Море 17-18 главы

Ангелина Никулина
Глава 17
Сарафан оказался до невозможности короткий, но Эрнст так одобрил, что я почувствовала странную гордость за себя, и ещё очень сильно щекотало в груди.  О том, что произошло на берегу объяснять всем несведущим в теме «Послания для Дины» было невозможно, потому что все только махали рукой и хохотали. Особенно, Боцман. Он заявил, что нужно к такой бредятине относиться так же как он, то есть, никак и даже злостно.
- Я не умею злостно! – воскликнула я, вертясь перед зеркалом с отколотым уголком.
Тая довольная своим шитьём рылась в старой деревянной шкатулке и вытащила оттуда звенящий браслет из покрытых налётом старости ракушек. Но это даже придало браслету более интересный вид. Она нацепила его мне на руку и вдруг увидела мои ладони. Лиля как раз совершенно недавно нарисовала на ноготочках белые великолепные маленькие розочки.

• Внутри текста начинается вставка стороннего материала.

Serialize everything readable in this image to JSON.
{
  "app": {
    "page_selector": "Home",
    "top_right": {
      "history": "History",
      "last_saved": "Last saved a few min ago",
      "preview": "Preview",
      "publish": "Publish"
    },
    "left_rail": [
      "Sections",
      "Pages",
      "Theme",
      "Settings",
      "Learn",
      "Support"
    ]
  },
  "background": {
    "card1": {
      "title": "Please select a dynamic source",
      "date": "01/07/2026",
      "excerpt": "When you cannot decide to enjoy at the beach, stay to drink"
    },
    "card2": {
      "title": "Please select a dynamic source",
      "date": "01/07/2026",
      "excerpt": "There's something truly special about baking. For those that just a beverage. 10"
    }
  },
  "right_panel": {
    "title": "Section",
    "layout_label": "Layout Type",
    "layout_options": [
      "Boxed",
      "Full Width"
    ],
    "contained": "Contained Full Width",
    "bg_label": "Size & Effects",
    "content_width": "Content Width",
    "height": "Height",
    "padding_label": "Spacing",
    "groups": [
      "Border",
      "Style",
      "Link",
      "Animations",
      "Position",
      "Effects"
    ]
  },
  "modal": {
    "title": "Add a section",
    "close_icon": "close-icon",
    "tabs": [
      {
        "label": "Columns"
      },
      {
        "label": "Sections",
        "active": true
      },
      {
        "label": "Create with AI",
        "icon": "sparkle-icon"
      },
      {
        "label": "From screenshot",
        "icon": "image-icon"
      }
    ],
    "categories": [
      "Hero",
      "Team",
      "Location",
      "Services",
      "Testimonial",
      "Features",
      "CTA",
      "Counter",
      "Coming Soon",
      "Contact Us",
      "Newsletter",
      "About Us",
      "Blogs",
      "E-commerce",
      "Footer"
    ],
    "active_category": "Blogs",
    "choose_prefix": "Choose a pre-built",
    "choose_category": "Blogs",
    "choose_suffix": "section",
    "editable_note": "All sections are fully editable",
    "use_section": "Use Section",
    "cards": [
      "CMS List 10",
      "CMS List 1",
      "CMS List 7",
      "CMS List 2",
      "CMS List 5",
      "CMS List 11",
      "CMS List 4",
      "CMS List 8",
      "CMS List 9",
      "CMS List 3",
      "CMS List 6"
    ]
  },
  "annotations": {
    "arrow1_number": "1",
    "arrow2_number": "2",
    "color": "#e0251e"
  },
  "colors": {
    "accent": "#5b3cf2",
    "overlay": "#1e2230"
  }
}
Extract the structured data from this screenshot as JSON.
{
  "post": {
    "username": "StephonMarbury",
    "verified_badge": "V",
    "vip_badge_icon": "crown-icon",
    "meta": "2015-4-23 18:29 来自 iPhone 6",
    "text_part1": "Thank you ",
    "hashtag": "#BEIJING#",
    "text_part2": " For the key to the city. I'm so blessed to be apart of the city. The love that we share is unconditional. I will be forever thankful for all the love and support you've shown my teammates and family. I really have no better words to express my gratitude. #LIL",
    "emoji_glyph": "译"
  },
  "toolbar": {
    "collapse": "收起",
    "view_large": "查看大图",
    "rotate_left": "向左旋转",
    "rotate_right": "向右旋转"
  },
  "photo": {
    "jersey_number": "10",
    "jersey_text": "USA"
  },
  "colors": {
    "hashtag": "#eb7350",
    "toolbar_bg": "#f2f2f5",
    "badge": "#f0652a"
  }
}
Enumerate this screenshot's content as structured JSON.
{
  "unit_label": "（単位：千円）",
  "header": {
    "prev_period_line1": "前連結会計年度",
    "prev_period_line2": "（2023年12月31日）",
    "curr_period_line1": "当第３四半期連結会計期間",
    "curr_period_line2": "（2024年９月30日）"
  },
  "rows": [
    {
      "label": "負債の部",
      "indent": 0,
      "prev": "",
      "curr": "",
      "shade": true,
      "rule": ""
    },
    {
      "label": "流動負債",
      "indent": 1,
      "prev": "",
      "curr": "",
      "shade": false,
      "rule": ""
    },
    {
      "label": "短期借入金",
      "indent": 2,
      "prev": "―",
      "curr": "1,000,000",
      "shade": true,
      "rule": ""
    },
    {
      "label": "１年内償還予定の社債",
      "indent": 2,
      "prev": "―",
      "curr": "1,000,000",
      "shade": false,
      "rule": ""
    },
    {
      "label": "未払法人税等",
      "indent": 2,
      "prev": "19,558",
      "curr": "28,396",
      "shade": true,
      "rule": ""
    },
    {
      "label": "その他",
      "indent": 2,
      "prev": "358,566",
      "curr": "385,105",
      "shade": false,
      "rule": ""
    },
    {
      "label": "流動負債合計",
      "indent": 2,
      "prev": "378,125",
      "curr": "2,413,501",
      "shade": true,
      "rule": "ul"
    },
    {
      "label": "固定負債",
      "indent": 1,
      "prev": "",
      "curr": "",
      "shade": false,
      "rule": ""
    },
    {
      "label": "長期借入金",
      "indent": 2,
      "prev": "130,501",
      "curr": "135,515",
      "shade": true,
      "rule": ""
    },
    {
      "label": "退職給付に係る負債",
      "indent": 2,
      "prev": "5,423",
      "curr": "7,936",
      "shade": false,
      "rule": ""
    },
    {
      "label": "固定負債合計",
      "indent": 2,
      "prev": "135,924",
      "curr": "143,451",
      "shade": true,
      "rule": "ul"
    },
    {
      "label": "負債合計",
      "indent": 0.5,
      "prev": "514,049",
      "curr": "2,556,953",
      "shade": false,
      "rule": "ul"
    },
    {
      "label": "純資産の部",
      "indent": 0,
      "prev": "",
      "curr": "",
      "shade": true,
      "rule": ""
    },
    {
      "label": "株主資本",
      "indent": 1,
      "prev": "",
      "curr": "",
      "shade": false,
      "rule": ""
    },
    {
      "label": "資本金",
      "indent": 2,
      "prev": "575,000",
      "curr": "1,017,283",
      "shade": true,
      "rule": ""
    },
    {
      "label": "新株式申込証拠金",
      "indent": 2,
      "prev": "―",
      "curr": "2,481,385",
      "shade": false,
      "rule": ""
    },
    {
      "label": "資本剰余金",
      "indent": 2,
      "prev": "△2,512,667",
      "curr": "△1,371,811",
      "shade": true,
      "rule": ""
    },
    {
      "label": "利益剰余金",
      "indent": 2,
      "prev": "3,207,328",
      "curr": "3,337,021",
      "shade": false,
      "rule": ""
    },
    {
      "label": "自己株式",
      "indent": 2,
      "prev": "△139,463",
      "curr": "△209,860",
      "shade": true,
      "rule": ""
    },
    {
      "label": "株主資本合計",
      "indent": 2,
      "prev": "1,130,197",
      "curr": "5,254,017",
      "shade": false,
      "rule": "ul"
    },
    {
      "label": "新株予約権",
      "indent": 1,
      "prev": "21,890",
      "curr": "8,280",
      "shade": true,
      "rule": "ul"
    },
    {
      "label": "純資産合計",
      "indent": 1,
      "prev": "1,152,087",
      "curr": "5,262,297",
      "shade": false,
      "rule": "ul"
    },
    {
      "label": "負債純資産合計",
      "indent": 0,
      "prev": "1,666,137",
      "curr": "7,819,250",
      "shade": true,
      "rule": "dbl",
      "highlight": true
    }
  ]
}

- Хочешь такие же? – Лиля подошла к Таиске, и та сразу закивала.
- Я сделаю! – Тая крепко обняла Лилю и поправила лямку моего нового сарафана.
Лиля походила вокруг меня, взяла с тумбочки расчёску и стала аккуратно чесать мои волосы.
- Какая же ты красивая, Дина, посмотри на себя! – вдруг воскликнула она, - да мне, чтобы такой быть, нужна помада, килограмм туши и ещё безобразный жёлтый цвет лица замазать.
- нет! – я не согласилась, - ты красивая…
- Мммм… - замычала Таиска. Указала пальцем на меня, себя и Лилю, развела руками, пытаясь объяснить, что мы все красивые. Я стала себя оглядывать.  Волосы чуть выгорели после плавания, стали приятного и даже пепельного цвета, выросли. Глаза синие, губы матово-розовые, а щёки чуть подрумянились. Наверное, вот такой была моя мама. А ещё загорели плечи и шея.
Вдруг из глубины дома послышался крик Тюльпана.
- Какие танцы? Кто там придумал эту глупость? Ундина!
Позвал он меня полным именем, и я кажется, ещё краше стала выглядеть в зеркале. Странно это было слышать, но приятно. Мы переглянулись, и Эрнст, который всё это время торчал за раскрытым окном и бросался комплиментами, исчез.
Тюльпан вбежал в комнату с намерением метнуть самую свою страшную молнию, но проглотив первое, оставшееся непонятным слово в странно мычании, он застыл и медленно схватился правой рукой за голову.
- Ух… ты… - нараспев сказал он.
- Тюльпан, Дина ни разу не была на танцах,  и мы решили…
Но Тюльпан уже покинул комнату, мы замерли. Через секунду он вновь появился в дверном проёме:
- Я с вами! – он улыбнулся и снова исчез.
Иван сидел надутый за столом и помогал Аркаше распутывать сеть, от которой несло рыбой и тиной. Ему тоже хотелось потанцевать с Лилей, но в город или хотя бы за десять метров к порту ему приближаться нельзя.
Когда Тюльпан «всё перевернул», как назвал это Эрнст, он даже стал чаще оправдывать свой названный, не официальный статус капитана. Боцман ходил рядом с ним, как Санчо Панса с Дон Кихотом, или как Филипп Кастон с храбрым сранником-волком - Этиеном Наварским. У Этиена ещё была огромная любовь  с леди-ястребом по имени Изабо . Эту историю я очень любила слушать. Но папа редко мне рассказывал её. Только когда я болела, температурила. В такие дни я всегда лежала под одеялом, есть совсем не хотелось, а папа приносил какой-нибудь фрукт, тёплого молока или конфеты и рассказывал мне истории про Санчу Панса, про Наву и Изабо и ещё… самую интересную про принцессу морских пучин, которую полюбил одинокий путник. Я слушала, и не засыпала, в отличие от других детей. Я смотрела на кусочек неба, попавшего в оконную раму, и мечтала о своей истории, и «зуб даю!» - как говорит Аркаша, история, которая происходит со мной сейчас, переплюнула в раз сто мои мечты.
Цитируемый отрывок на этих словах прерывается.